Как недалек был тот день, когда она с дрожью подносила к губам яд, чтобы уйти навек от обмана! Тогда спасение пришло случайно. К ней нежно протянулись дружеские человеческие руки и бережно поддержали ее, когда она была готова упасть. Чья рука теперь протянется к ней и поддержит, когда открылся самообман? Ее окружают десятки людей всякого возраста, высокого общественного положения, для которых даже движение ее бровей было до сих пор законом. Но разве может она к кому-либо из них устремить свой молящий взор из этой клетки, выложенной черным дубом, серебром и перламутром? О, с каким нежным чувством вспоминает она убогую комнату старого Паркера! Власть тела, ее божественно-прекрасного тела над всеми этими ничтожными людьми была безгранична, но, несомненно, она должна была кончиться вместе с гибелью ее красоты.

Не в этом счастье.

Тот, с кем она связала себя на ту часть жизненного пути, который она осудила себя пройти без собственной воли, неосмысленно, как заблудившееся дитя -- был от нее, от ее нравственного мира, в сущности, дальше, чем цветы, аромат которых она сейчас вдыхает, подняв вуаль с обезображенного лица. Человек чужой культуры, высокомерный и эгоистический, надменно-легкомысленный, скользил по ее судьбе с уверенностью натуры, чувствующей во всем свое превосходство. Он не сознавал, как его тонкая изящная рука формует из ее последнего жизненного запаса -- безграничной нежности чистой души -- ненависть к самой себе, ненависть к миру и, как следствие этого, самоотрицание.

Больные нервы, проводя в мозг больные ощущения, представляли все происшедшее этому мозгу в гигантски-преувеличенном, совершенно неправдоподобном виде.
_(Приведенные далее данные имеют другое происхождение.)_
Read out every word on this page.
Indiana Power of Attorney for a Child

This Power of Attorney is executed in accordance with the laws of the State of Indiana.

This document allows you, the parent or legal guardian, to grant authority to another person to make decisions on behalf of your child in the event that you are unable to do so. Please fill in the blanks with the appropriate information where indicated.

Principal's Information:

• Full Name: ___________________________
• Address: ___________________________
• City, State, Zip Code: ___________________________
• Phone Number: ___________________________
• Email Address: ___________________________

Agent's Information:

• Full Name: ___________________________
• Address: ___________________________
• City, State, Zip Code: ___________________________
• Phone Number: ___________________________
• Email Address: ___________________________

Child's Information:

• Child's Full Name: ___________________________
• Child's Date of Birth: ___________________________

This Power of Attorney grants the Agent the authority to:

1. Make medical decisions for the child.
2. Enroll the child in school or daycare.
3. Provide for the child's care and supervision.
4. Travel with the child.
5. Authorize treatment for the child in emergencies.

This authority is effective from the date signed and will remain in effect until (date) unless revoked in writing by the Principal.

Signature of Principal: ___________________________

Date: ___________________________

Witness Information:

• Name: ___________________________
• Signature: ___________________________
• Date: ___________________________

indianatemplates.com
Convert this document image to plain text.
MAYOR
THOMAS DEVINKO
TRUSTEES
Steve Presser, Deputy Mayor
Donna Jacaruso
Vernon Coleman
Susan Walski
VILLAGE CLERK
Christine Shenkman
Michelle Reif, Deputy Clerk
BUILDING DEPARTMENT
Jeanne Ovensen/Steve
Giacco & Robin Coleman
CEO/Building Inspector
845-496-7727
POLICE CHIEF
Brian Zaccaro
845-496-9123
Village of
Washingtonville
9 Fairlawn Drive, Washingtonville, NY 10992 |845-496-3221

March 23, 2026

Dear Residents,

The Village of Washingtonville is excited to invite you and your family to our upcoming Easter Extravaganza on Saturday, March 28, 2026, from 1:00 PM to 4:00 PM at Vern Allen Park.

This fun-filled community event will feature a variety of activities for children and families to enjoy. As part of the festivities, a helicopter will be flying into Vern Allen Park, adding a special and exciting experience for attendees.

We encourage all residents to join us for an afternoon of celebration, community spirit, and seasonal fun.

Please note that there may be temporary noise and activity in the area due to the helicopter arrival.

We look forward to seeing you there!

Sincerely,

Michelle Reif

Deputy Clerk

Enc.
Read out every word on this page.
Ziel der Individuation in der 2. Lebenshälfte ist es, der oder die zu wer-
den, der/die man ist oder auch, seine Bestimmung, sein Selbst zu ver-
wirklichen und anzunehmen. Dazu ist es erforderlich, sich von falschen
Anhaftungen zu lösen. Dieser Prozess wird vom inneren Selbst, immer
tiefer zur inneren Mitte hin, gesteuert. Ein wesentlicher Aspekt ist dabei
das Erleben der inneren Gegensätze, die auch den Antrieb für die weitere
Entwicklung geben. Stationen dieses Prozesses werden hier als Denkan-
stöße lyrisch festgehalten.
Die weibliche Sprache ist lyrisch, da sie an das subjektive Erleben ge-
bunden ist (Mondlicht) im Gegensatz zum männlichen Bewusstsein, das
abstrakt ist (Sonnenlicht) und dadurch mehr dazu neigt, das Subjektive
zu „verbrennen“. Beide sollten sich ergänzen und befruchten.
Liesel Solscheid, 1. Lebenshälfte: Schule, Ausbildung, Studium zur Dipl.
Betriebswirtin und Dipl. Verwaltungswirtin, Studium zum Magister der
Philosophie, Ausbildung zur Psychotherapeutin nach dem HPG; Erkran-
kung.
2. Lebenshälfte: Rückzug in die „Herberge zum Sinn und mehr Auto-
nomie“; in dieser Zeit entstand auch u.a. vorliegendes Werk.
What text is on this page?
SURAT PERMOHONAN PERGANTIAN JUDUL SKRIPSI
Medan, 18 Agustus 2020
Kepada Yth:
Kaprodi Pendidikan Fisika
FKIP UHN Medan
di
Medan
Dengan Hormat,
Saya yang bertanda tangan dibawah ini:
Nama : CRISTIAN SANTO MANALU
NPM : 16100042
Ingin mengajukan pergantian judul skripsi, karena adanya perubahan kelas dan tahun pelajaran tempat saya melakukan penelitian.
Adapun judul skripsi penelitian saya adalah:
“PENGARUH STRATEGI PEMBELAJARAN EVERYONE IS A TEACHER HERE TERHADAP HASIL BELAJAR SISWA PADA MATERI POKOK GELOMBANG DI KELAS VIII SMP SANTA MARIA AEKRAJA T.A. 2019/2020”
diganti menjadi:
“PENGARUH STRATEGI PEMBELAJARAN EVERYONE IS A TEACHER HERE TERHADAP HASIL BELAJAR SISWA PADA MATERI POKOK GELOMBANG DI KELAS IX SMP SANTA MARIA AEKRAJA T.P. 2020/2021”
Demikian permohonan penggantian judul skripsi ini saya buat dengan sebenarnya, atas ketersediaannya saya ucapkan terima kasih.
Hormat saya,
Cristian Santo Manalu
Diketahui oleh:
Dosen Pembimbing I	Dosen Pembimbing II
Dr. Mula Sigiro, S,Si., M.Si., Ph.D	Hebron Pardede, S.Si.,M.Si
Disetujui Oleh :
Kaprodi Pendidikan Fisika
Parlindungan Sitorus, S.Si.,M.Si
Сознание реагировало импульсивно, быстро и неправильно. Решения, одно другого безумнее, сменялись, как картины калейдоскопической трубки... И отвращение ко всему овладевало ею по временам с тем большей силой, чем продолжительнее был период сравнительного успокоения, вызванный целительной силой морфия.

Вчера она, наконец, решилась открыть вуаль и показать лицо.

Ораз-хан ничем себя не выдал, он поцеловал ее руку и сказал, что никакой особенной перемены в выражении ее лица не произошло, и что можно надеяться на полное восстановление ее сил и здоровья. Он все это высказал, как высказал бы врач. Впрочем, врачи так именно и говорят. Она это знает. Она уже слышала от них не раз сама. Но на прямые вопросы в упор, что будет с ее лицом, -- исчезнет ли этот ужасный багровый шрам, который диагональю разрезает ее лицо от левого уха к рассеченному подбородку? восстановится ли кожный покров щеки? -- на эти вопросы знаменитейшие хирурги отвечали словами, которые доказывали их полное бессилие воскресить умершую ткань. Трансплантацию кожи со лба и руки, как ей предлагали, она отвергла, так как это улучшило бы ее положение в незначительной степени, между тем как она страшилась неизбежной новой боли, может быть, больше, чем безобразия.

В один из тусклых бледных парижских дней она собралась и уехала в Лондон, в том самом скромном английском костюме, который был на ней в день ее знакомства с Гарриманом и Голоо. Она не взяла с собой никаких драгоценностей. Прощание ее с Ораз-ханом было кратко и почти официально.

Прошла только одна ночь, как она уже звонила у подъезда, где жил человек, который сказал ей, что когда бы то ни было, при каких бы то ни было условиях и обстоятельствах он будет безмерно счастлив снова видеть ее у себя. Он предложил ей тогда воспользоваться его домом на все время его отсутствия.

Как-то отнесется он к ней теперь? И когда он вернется?

Все эти вопросы осаждали ее усталый мозг, и сердце стучало по временам так, что, казалось, удары его были слышны на расстоянии.